J'avoue que tout ceci reste pour moi une énigme. Il y a des indications que Jean tenait à cet épisode : le rappel que c'est à Cana que Jésus changea l'eau en vin, le décompte qu'il tient en disant que c'est le deuxième signe de Jésus. Il y a une parenté indubitable entre cette histoire et celle rapportée par Matthieu (8, 5-13) et Luc (7, 1-10), mais sans qu'on puisse les identifier avec certitude. Le thème est dans les deux cas celui d'un 'petit chef' – sans notion péjorative : une personne d'un certain rang mais pas des hautes sphères – dont l'enfant, ou le serviteur, est gravement malade, dont la guérison est opérée à distance, et, surtout, cet interlocuteur de Jésus croit en lui, lui fait confiance, avant d'avoir pu constater la réalité de cette guérison. Jean veut-il alors faire ressortir le manque de foi des galiléens, en général, par contraste avec cet homme ? Il souligne nettement cette dimension du récit, avec Jésus qui lance d'abord le reproche général "si vous ne voyez signes et prodiges, vous ne croirez pas", puis "l'homme croit à la parole que Jésus lui a dite" et non parce qu'il a constaté la guérison. Mais, d'autre part, il parle quand même des galiléens qui "accueillent Jésus". Sous-entend-il par là qu'ils ne l'accueillent que parce qu'ils "ont vu tout ce qu'il avait fait à Jérusalem", autrement dit uniquement parce qu'ils pensent qu'il va en faire autant chez eux ? On pourrait presque dire que Jean décrit en fait son histoire à lui, qui a cru en Jésus sans voir tout ce qui se passait en Galilée...

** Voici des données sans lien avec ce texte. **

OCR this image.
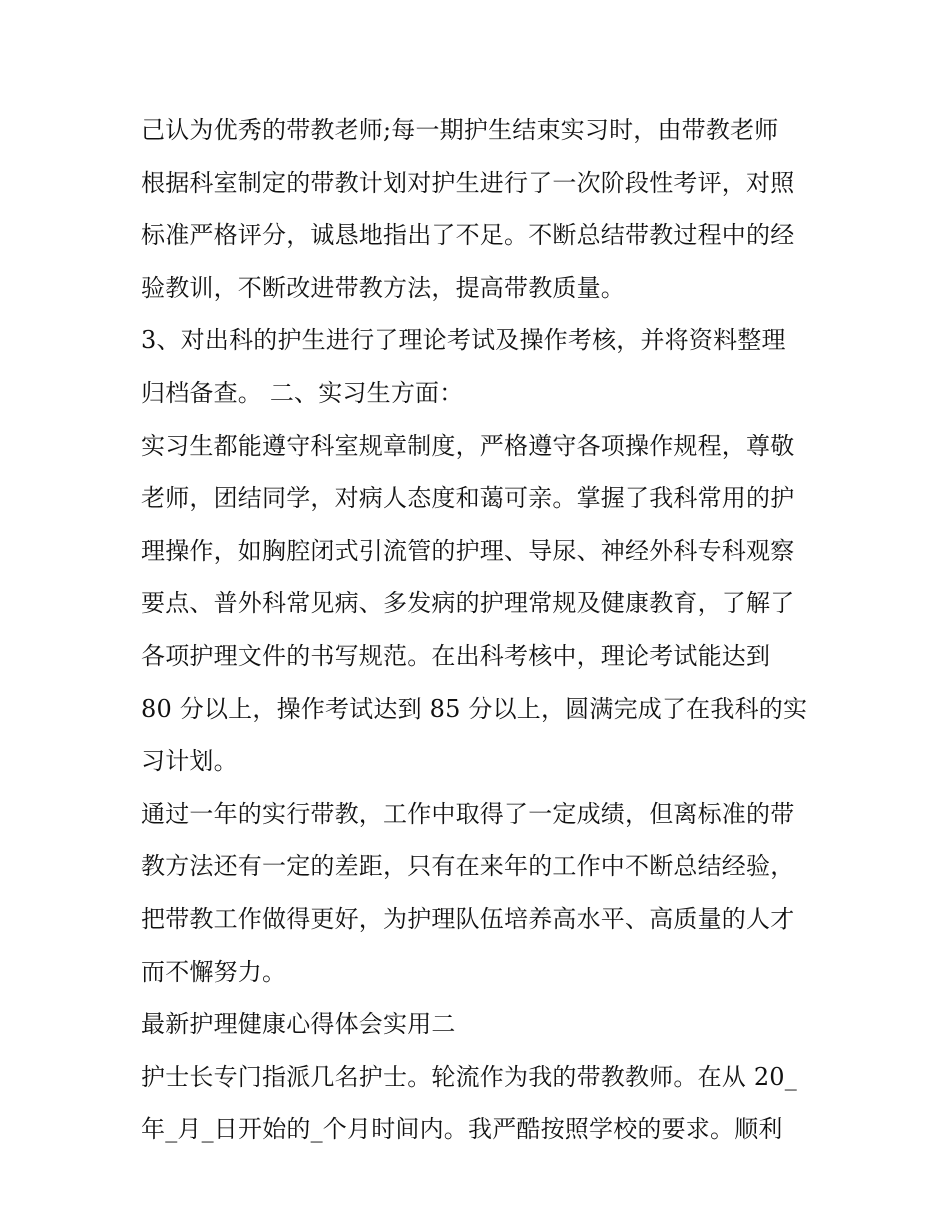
己认为优秀的带教老师;每一期护生结束实习时，由带教老师
根据科室制定的带教计划对护生进行了一次阶段性考评，对照
标准严格评分，诚恳地指出了不足。不断总结带教过程中的经
验教训，不断改进带教方法，提高带教质量。
3、对出科的护生进行了理论考试及操作考核，并将资料整理
归档备查。 二、实习生方面：
实习生都能遵守科室规章制度，严格遵守各项操作规程，尊敬
老师，团结同学，对病人态度和蔼可亲。掌握了我科常用的护
理操作，如胸腔闭式引流管的护理、导尿、神经外科专科观察
要点、普外科常见病、多发病的护理常规及健康教育，了解了
各项护理文件的书写规范。在出科考核中，理论考试能达到
80 分以上，操作考试达到 85 分以上，圆满完成了在我科的实
习计划。
通过一年的实行带教，工作中取得了一定成绩，但离标准的带
教方法还有一定的差距，只有在来年的工作中不断总结经验，
把带教工作做得更好，为护理队伍培养高水平、高质量的人才
而不懈努力。
最新护理健康心得体会实用二
护士长专门指派几名护士。轮流作为我的带教教师。在从 20_
年_月_日开始的_个月时间内。我严酷按照学校的要求。顺利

Nous ne conclurons pas sur ce sujet. Mentionnons juste un dernier détail, une curiosité plus qu'autre chose : la formule "il croit, lui et sa maison toute entière", est unique dans tous les évangiles, mais typique des Actes des Apôtres, de Luc... Ceci peut éventuellement être un indice que l'épisode provient d'une couche rédactionnelle tardive. Ainsi pourrait s'expliquer la parenté avec les versions matthéenne et lucanienne, où le rédacteur aurait puisé sa source d'inspiration. On peut alors imaginer que le texte original ne relatait aucun événement notable, enchaînant du retour en Galilée directement sur le nouveau départ pour Jérusalem. L'épisode de la samaritaine est un morceau de choix, dans cet évangile, Jean y tenait certainement beaucoup, mais il pouvait difficilement prétendre que Jésus se serait volontairement rendu en Samarie s'il n'y avait le contexte d'un voyage pour la Galilée : les juifs évitaient le plus souvent de passer par cette région, la seule raison qui pouvait les amener à la traverser étant de prendre le chemin le plus court pour faire le voyage Judée-Galilée ou inversement, ce à quoi ils ne se résolvaient que si le temps leur pressait. Il n'est donc pas impossible que le récit original ne parlait de la Galilée que pour justifier que Jésus soit passé par la Samarie. Mais nous sommes là purement dans le domaine des hypothèses.